Ignoring the interaction between wind and ocean currents can have consequences for predicting global warming, researchers report.

Specifically, it can cause climate models to underestimate warming by as much as 17%, a new study shows.

“The ocean plays a huge role in global warming—its currents can redistribute heat from warmer to colder regions, for instance, by moving warm water from the equator to the poles,” says Kay McMonigal, a postdoctoral research scholar at North Carolina State University and corresponding author of the study in Geophysical Research Letters.

The study focuses on shallow ocean currents, which stretch from the ocean surface to 1,000 to 2,000 meters below the surface. Unlike other ocean currents, these shallower currents are susceptible to the effect of wind.

“The currents change as the winds change, and move heat into different places,” McMonigal says. “Climate models haven’t traditionally been looking at this interaction as a potential contributor to warming, so I wanted to find out if changing shallow currents can impact warming.”

McMonigal and the research team used standard international climate models and climate data from 1850 to 2014 to run the experiment.

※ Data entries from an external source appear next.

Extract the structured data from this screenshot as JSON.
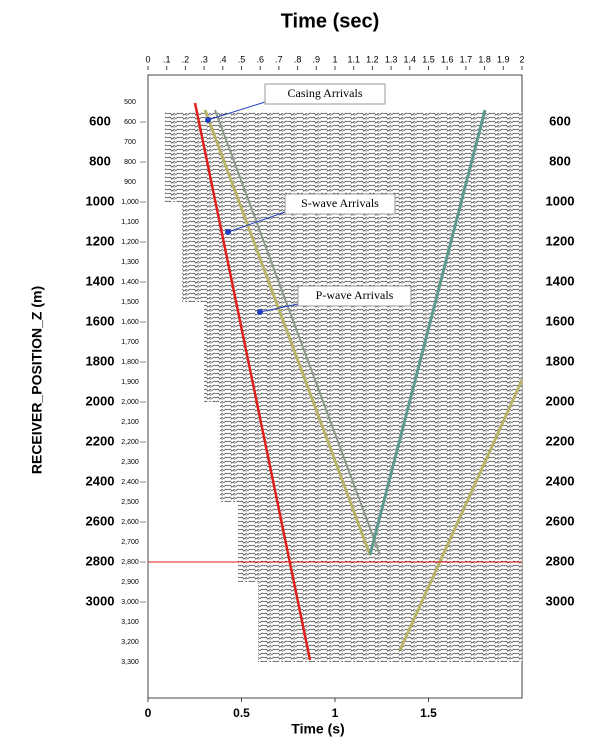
{
  "chart_data": {
    "type": "seismic",
    "x2label": "Time (sec)",
    "xlabel": "Time (s)",
    "ylabel": "RECEIVER_POSITION_Z (m)",
    "xlim": [
      0,
      2
    ],
    "xticks": [
      0,
      0.5,
      1,
      1.5
    ],
    "x2ticks": [
      0,
      {
        "value": 0.1,
        "label": ".1"
      },
      {
        "value": 0.2,
        "label": ".2"
      },
      {
        "value": 0.3,
        "label": ".3"
      },
      {
        "value": 0.4,
        "label": ".4"
      },
      {
        "value": 0.5,
        "label": ".5"
      },
      {
        "value": 0.6,
        "label": ".6"
      },
      {
        "value": 0.7,
        "label": ".7"
      },
      {
        "value": 0.8,
        "label": ".8"
      },
      {
        "value": 0.9,
        "label": ".9"
      },
      1,
      1.1,
      1.2,
      1.3,
      1.4,
      1.5,
      1.6,
      1.7,
      1.8,
      1.9,
      2
    ],
    "ylim": [
      3480,
      365
    ],
    "yticks": [
      600,
      800,
      1000,
      1200,
      1400,
      1600,
      1800,
      2000,
      2200,
      2400,
      2600,
      2800,
      3000
    ],
    "depth_ticks": [
      500,
      600,
      700,
      800,
      900,
      {
        "value": 1000,
        "label": "1,000"
      },
      {
        "value": 1100,
        "label": "1,100"
      },
      {
        "value": 1200,
        "label": "1,200"
      },
      {
        "value": 1300,
        "label": "1,300"
      },
      {
        "value": 1400,
        "label": "1,400"
      },
      {
        "value": 1500,
        "label": "1,500"
      },
      {
        "value": 1600,
        "label": "1,600"
      },
      {
        "value": 1700,
        "label": "1,700"
      },
      {
        "value": 1800,
        "label": "1,800"
      },
      {
        "value": 1900,
        "label": "1,900"
      },
      {
        "value": 2000,
        "label": "2,000"
      },
      {
        "value": 2100,
        "label": "2,100"
      },
      {
        "value": 2200,
        "label": "2,200"
      },
      {
        "value": 2300,
        "label": "2,300"
      },
      {
        "value": 2400,
        "label": "2,400"
      },
      {
        "value": 2500,
        "label": "2,500"
      },
      {
        "value": 2600,
        "label": "2,600"
      },
      {
        "value": 2700,
        "label": "2,700"
      },
      {
        "value": 2800,
        "label": "2,800"
      },
      {
        "value": 2900,
        "label": "2,900"
      },
      {
        "value": 3000,
        "label": "3,000"
      },
      {
        "value": 3100,
        "label": "3,100"
      },
      {
        "value": 3200,
        "label": "3,200"
      },
      {
        "value": 3300,
        "label": "3,300"
      }
    ],
    "annotations": [
      "Casing Arrivals",
      "S-wave Arrivals",
      "P-wave Arrivals"
    ]
  }
}
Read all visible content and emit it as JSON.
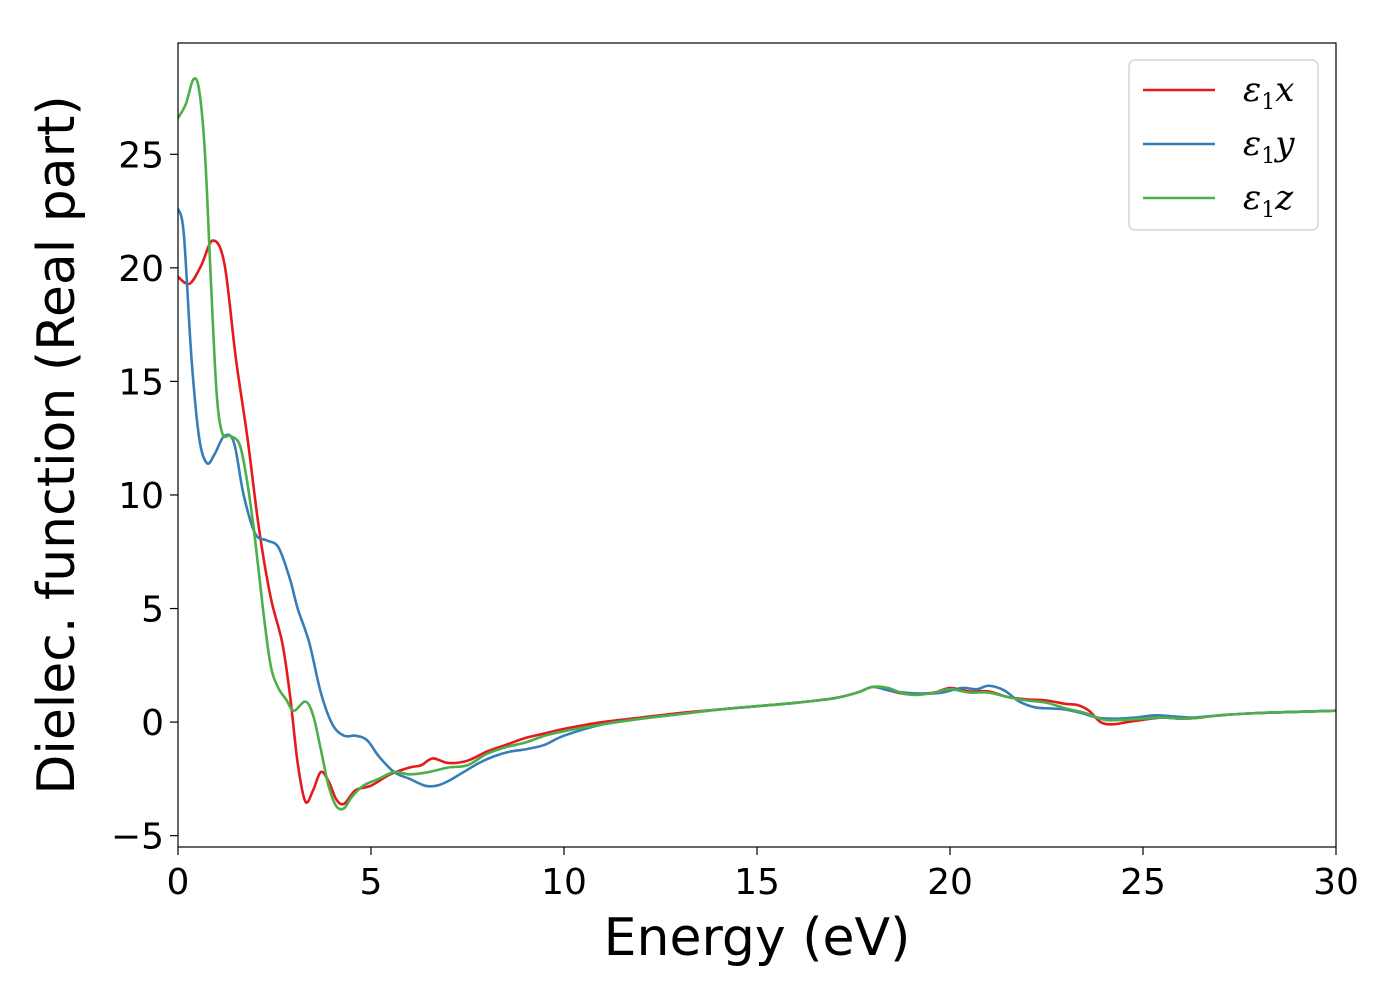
{
  "chart_data": {
    "type": "line",
    "title": "",
    "xlabel": "Energy (eV)",
    "ylabel": "Dielec. function (Real part)",
    "xlim": [
      0,
      30
    ],
    "ylim": [
      -5.5,
      29.9
    ],
    "xticks": [
      0,
      5,
      10,
      15,
      20,
      25,
      30
    ],
    "yticks": [
      -5,
      0,
      5,
      10,
      15,
      20,
      25
    ],
    "xtick_labels": [
      "0",
      "5",
      "10",
      "15",
      "20",
      "25",
      "30"
    ],
    "ytick_labels": [
      "−5",
      "0",
      "5",
      "10",
      "15",
      "20",
      "25"
    ],
    "grid": false,
    "legend_position": "top-right",
    "series": [
      {
        "name": "ε₁x",
        "symbol": "ε",
        "subscript": "1",
        "component": "x",
        "color": "#e41a1c",
        "x": [
          0,
          0.3,
          0.6,
          0.9,
          1.2,
          1.5,
          1.8,
          2.1,
          2.4,
          2.7,
          2.9,
          3.1,
          3.3,
          3.5,
          3.7,
          3.9,
          4.1,
          4.3,
          4.6,
          5.0,
          5.5,
          6.0,
          6.3,
          6.6,
          7.0,
          7.5,
          8.0,
          8.5,
          9.0,
          9.5,
          10,
          11,
          12,
          13,
          14,
          15,
          16,
          17,
          17.6,
          18.0,
          18.4,
          18.8,
          19.2,
          19.6,
          20.0,
          20.5,
          21.0,
          21.5,
          22.0,
          22.5,
          23.0,
          23.3,
          23.6,
          23.9,
          24.2,
          24.6,
          25.0,
          25.5,
          26.0,
          26.5,
          27,
          28,
          29,
          30
        ],
        "y": [
          19.6,
          19.3,
          20.1,
          21.2,
          20.2,
          16.0,
          12.5,
          8.5,
          5.5,
          3.5,
          1.2,
          -1.8,
          -3.5,
          -3.0,
          -2.2,
          -2.6,
          -3.4,
          -3.6,
          -3.0,
          -2.8,
          -2.3,
          -2.0,
          -1.9,
          -1.6,
          -1.8,
          -1.7,
          -1.3,
          -1.0,
          -0.7,
          -0.5,
          -0.3,
          0.0,
          0.2,
          0.4,
          0.55,
          0.7,
          0.85,
          1.05,
          1.3,
          1.55,
          1.4,
          1.25,
          1.25,
          1.3,
          1.5,
          1.35,
          1.35,
          1.1,
          1.0,
          0.95,
          0.8,
          0.75,
          0.5,
          0.0,
          -0.1,
          0.0,
          0.1,
          0.2,
          0.15,
          0.2,
          0.3,
          0.4,
          0.45,
          0.5
        ]
      },
      {
        "name": "ε₁y",
        "symbol": "ε",
        "subscript": "1",
        "component": "y",
        "color": "#377eb8",
        "x": [
          0,
          0.15,
          0.35,
          0.55,
          0.75,
          0.95,
          1.2,
          1.45,
          1.7,
          2.0,
          2.3,
          2.6,
          2.9,
          3.1,
          3.4,
          3.7,
          4.0,
          4.3,
          4.6,
          4.9,
          5.2,
          5.6,
          6.0,
          6.4,
          6.7,
          7.0,
          7.4,
          7.8,
          8.2,
          8.6,
          9.0,
          9.5,
          10,
          11,
          12,
          13,
          14,
          15,
          16,
          17,
          17.6,
          18.0,
          18.4,
          18.8,
          19.3,
          19.8,
          20.3,
          20.7,
          21.0,
          21.4,
          21.8,
          22.2,
          22.6,
          23.0,
          23.4,
          23.8,
          24.2,
          24.8,
          25.3,
          25.8,
          26.3,
          27,
          28,
          29,
          30
        ],
        "y": [
          22.6,
          21.5,
          16.0,
          12.5,
          11.4,
          11.8,
          12.6,
          12.3,
          10.0,
          8.3,
          8.0,
          7.7,
          6.3,
          5.0,
          3.5,
          1.3,
          -0.1,
          -0.6,
          -0.6,
          -0.8,
          -1.5,
          -2.2,
          -2.5,
          -2.8,
          -2.8,
          -2.6,
          -2.2,
          -1.8,
          -1.5,
          -1.3,
          -1.2,
          -1.0,
          -0.6,
          -0.1,
          0.15,
          0.35,
          0.55,
          0.7,
          0.85,
          1.05,
          1.3,
          1.55,
          1.4,
          1.3,
          1.25,
          1.3,
          1.5,
          1.45,
          1.6,
          1.4,
          0.9,
          0.65,
          0.6,
          0.55,
          0.4,
          0.2,
          0.15,
          0.2,
          0.3,
          0.25,
          0.2,
          0.3,
          0.4,
          0.45,
          0.5
        ]
      },
      {
        "name": "ε₁z",
        "symbol": "ε",
        "subscript": "1",
        "component": "z",
        "color": "#4daf4a",
        "x": [
          0,
          0.2,
          0.4,
          0.55,
          0.7,
          0.85,
          1.0,
          1.15,
          1.35,
          1.6,
          1.8,
          2.0,
          2.2,
          2.4,
          2.6,
          2.8,
          3.0,
          3.3,
          3.5,
          3.7,
          3.9,
          4.1,
          4.3,
          4.5,
          4.8,
          5.2,
          5.6,
          6.0,
          6.5,
          7.0,
          7.5,
          8.0,
          8.5,
          9.0,
          9.5,
          10,
          11,
          12,
          13,
          14,
          15,
          16,
          17,
          17.6,
          18.0,
          18.4,
          18.8,
          19.2,
          19.6,
          20.0,
          20.5,
          21.0,
          21.5,
          22.0,
          22.5,
          23.0,
          23.5,
          24.0,
          24.5,
          25.0,
          25.5,
          26.0,
          26.5,
          27,
          28,
          29,
          30
        ],
        "y": [
          26.6,
          27.2,
          28.3,
          27.8,
          25.0,
          19.5,
          14.5,
          12.7,
          12.6,
          12.2,
          10.5,
          8.0,
          5.0,
          2.5,
          1.5,
          1.0,
          0.5,
          0.9,
          0.3,
          -1.2,
          -2.8,
          -3.7,
          -3.8,
          -3.3,
          -2.8,
          -2.5,
          -2.2,
          -2.3,
          -2.2,
          -2.0,
          -1.9,
          -1.4,
          -1.1,
          -0.9,
          -0.6,
          -0.4,
          -0.1,
          0.15,
          0.35,
          0.55,
          0.7,
          0.85,
          1.05,
          1.3,
          1.55,
          1.5,
          1.25,
          1.2,
          1.3,
          1.45,
          1.3,
          1.3,
          1.1,
          0.95,
          0.85,
          0.6,
          0.4,
          0.1,
          0.1,
          0.15,
          0.2,
          0.15,
          0.2,
          0.3,
          0.4,
          0.45,
          0.5
        ]
      }
    ]
  }
}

They created two models. In one version, they allowed shallow ocean currents to change with the changing climate; in the other, the shallow ocean currents ran in a repeating, seasonal pattern.

The researchers saw that the model where shallow ocean currents shifted with the changing climate warmed 17% more than the model where winds and currents did not change.

Why do shallow ocean currents have this significant impact on warming?

“When the ocean moves heat around, the warmer ocean surface can, in turn, cause the air over that part of the ocean to get warmer,” McMonigal says. “Depending on the location, this extra warming can have different effects; for example, in places considered ‘sensitive’ like the tropical Pacific, warmer oceans reduce cloud cover. Clouds burn off, more sunlight enters the system, and warming is amplified.

“In the interest of more accurate climate models, our study shows that we need to take shallow currents and the winds that drive them into consideration.”